もし埋蔵金を見つけてしまったらどうすればいい?
有名どころでは、群馬県赤城山に眠るといわれる「徳川の埋蔵金」。また、島原の乱で敗れた際に隠された「天草四郎の秘宝」や、財宝の隠し場所を示す歌までもが存在している「佐々成政(さっさ・なりまさ)の財宝」など、日本全国にその伝説は残っている。
今まで幾人もの男たちが発掘に挑戦してきたが、こうした有名な埋蔵金ほど大きな発見に至っていない。一方で、1963年に東京都中央区の工事現場から8億円相当の小判が発見されたように、偶然発見されることが多い。
なぜ、有名な財宝ほど発掘が困難なのか。それは刑法第130条「住居侵入罪」の存在が関係している。たとえば、財宝が埋まっている場所が特定できたとしても発掘作業をするとなると、その場所が個人宅であれば個人に、土地を管理しているのが県であれば県に、国であれば国に許可をとらなければならない。
埋蔵金という夢物語のような理由で、なかなか発掘許可は出ないものだ。日本の埋蔵金ハンターの草分け、八重野充弘氏はこう語る。
「徳川の埋蔵金発掘のため林野庁に許可申請したことがあります。埋蔵金とはほとんど関係のない大学教授の協力も得て“史跡調査”という名目で、たくさんの書類を提出しました。なんとか許可は下りたけれども“原状復帰”が条件でした。つまり、せっかく金山の坑道を掘り返しても、また埋め直せってことです。でも、実際にはいまだに“原状復帰”していません(苦笑)。そういうこともあります」
しかも、もし埋蔵金を発見しても、それを自分のものにできるとは限らない。民法第241条「埋蔵物の発見」の規定により「遺失物法」の適用を受けてしまう。つまり埋蔵金を発掘しても、道でお財布を拾うのとまったく同じ。発見者は、発見したモノを7日以内に所轄の警察署長に届け出なければならないのだ。
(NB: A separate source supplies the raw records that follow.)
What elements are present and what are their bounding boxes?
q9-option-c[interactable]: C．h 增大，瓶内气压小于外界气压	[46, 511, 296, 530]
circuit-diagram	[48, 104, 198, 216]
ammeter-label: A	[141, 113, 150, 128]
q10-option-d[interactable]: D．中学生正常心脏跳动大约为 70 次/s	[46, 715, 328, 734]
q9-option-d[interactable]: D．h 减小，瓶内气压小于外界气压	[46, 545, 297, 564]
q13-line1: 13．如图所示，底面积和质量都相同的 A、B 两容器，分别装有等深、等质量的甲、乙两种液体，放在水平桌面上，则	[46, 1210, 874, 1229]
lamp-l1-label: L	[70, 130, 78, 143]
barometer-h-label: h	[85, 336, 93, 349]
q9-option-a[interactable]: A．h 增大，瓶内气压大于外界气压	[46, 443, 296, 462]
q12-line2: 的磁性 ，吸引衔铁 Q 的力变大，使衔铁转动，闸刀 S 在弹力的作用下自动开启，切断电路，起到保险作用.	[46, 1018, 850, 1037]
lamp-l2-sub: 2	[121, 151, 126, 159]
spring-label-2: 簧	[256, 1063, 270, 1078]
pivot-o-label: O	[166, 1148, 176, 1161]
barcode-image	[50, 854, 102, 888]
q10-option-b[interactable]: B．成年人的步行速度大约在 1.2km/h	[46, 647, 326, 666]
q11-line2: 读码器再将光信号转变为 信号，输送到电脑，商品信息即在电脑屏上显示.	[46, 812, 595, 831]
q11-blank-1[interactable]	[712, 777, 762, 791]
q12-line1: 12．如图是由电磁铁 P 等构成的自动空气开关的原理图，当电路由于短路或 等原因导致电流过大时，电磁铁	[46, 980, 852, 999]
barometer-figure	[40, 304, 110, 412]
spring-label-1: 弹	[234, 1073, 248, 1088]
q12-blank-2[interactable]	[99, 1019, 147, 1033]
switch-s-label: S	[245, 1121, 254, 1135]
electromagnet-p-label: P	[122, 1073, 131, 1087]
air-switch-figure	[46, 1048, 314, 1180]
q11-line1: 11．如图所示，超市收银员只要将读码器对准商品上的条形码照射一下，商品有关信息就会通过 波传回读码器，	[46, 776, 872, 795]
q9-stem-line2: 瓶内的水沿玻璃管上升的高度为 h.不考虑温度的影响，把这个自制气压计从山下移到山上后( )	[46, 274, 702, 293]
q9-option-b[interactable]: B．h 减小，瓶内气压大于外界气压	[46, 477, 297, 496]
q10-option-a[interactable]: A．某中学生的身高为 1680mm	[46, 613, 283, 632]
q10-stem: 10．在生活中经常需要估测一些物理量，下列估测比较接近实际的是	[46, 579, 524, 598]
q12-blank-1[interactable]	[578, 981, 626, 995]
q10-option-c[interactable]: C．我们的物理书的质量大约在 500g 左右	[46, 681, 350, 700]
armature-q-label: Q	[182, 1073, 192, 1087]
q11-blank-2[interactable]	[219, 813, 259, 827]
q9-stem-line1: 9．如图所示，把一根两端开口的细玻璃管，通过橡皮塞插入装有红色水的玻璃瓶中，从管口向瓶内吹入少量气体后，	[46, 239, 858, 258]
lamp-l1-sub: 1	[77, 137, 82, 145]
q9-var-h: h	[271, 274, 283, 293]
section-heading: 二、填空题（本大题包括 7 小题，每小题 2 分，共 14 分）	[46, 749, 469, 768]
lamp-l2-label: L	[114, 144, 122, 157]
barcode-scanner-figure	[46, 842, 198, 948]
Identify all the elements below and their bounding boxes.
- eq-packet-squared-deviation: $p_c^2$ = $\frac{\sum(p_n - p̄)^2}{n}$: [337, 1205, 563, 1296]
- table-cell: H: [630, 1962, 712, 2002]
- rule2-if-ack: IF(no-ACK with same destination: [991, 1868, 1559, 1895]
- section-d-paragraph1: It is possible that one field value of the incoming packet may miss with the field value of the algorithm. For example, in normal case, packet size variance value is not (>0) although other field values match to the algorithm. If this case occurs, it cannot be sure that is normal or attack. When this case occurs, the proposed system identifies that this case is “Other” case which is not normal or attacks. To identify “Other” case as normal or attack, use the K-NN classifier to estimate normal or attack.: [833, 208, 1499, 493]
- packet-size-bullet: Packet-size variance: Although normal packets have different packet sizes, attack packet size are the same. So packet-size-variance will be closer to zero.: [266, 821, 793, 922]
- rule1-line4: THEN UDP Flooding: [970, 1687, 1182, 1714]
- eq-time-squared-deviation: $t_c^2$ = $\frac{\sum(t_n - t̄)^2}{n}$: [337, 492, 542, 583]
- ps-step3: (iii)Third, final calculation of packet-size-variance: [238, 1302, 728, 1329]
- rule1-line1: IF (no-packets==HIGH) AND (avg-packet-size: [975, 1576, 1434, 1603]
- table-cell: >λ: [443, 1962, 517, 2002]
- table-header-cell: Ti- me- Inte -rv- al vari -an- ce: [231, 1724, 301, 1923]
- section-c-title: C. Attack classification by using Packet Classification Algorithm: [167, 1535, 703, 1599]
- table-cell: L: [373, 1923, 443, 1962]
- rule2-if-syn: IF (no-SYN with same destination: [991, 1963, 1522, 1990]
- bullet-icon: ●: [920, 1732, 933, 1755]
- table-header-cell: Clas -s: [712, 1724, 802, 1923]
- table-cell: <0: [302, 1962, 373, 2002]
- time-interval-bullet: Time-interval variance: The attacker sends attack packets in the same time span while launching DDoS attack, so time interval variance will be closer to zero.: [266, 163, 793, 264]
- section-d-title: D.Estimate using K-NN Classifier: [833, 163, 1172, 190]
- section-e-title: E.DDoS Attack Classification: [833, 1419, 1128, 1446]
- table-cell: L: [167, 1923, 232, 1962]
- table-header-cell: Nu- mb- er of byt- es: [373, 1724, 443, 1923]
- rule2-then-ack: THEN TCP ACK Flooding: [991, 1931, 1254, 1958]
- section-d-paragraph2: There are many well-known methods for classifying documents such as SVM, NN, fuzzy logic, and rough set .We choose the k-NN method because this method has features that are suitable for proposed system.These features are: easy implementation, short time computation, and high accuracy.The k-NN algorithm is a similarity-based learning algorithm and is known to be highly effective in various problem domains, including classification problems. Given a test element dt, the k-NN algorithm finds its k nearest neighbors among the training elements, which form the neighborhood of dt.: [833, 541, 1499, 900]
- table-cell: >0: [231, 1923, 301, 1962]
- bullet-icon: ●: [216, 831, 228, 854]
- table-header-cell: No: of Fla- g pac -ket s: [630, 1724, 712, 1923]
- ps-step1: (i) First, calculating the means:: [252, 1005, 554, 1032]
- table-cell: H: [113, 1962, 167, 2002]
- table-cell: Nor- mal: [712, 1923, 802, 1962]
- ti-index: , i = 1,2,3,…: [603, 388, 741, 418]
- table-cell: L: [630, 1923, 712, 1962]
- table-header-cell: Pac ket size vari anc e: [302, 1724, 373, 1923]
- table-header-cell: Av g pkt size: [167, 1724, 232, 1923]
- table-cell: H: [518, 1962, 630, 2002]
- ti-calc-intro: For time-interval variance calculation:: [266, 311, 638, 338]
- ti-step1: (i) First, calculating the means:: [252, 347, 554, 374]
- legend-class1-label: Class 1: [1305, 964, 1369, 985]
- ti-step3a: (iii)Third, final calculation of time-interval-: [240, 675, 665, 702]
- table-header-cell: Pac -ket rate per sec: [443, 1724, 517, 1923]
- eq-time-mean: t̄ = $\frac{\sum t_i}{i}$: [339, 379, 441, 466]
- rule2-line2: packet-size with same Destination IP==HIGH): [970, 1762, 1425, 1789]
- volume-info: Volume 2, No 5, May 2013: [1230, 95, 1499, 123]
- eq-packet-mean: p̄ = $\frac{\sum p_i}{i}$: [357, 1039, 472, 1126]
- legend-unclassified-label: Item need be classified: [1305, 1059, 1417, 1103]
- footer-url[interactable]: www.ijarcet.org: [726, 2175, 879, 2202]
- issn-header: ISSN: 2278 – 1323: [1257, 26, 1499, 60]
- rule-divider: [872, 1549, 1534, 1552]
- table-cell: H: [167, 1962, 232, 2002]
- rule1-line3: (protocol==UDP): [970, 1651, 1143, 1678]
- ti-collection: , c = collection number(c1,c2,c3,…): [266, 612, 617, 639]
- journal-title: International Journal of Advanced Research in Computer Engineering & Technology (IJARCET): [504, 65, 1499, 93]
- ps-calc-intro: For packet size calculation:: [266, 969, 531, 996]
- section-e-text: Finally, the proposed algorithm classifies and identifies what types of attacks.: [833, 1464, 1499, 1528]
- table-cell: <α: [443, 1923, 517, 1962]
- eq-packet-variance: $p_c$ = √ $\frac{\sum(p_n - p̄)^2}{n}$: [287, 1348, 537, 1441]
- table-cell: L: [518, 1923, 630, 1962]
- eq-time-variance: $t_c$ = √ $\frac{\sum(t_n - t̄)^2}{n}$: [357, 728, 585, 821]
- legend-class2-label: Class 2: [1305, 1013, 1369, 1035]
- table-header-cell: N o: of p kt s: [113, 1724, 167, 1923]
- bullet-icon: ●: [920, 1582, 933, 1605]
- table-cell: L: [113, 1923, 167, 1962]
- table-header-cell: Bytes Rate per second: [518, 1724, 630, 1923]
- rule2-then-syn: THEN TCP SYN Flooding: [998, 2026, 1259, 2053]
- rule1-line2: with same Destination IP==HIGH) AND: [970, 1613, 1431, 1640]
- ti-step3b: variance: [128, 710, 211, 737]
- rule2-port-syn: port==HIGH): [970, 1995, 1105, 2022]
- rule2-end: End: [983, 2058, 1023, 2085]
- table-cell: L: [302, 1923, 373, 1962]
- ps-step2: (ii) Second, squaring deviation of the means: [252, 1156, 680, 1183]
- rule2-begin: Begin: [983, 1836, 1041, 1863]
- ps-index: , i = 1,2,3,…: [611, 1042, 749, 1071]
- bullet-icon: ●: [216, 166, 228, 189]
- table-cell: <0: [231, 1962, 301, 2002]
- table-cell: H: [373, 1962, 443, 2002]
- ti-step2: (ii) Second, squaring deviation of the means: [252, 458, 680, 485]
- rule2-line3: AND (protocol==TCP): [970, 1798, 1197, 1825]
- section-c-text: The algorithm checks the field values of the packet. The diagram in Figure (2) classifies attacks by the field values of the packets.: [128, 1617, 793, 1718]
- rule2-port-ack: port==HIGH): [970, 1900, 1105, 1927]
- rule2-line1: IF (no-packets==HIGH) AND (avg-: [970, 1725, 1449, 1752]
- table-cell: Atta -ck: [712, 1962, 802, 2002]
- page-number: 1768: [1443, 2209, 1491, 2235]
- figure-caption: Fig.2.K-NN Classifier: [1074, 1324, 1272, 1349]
そのままネコババすれば、「遺失物等横領」にあたる。
そして届け出された“遺失物”について警察署が6ヵ月公告し、持ち主を探す。埋蔵金の場合、先祖が持ち主であることと、本人に相続権があることの証明が必要。持ち主がわからない場合、発見者と土地の所有者が埋蔵金を折半することになる。
一攫千金の夢がつまった埋蔵金だが、なかなか現実はうまくいかないようだ。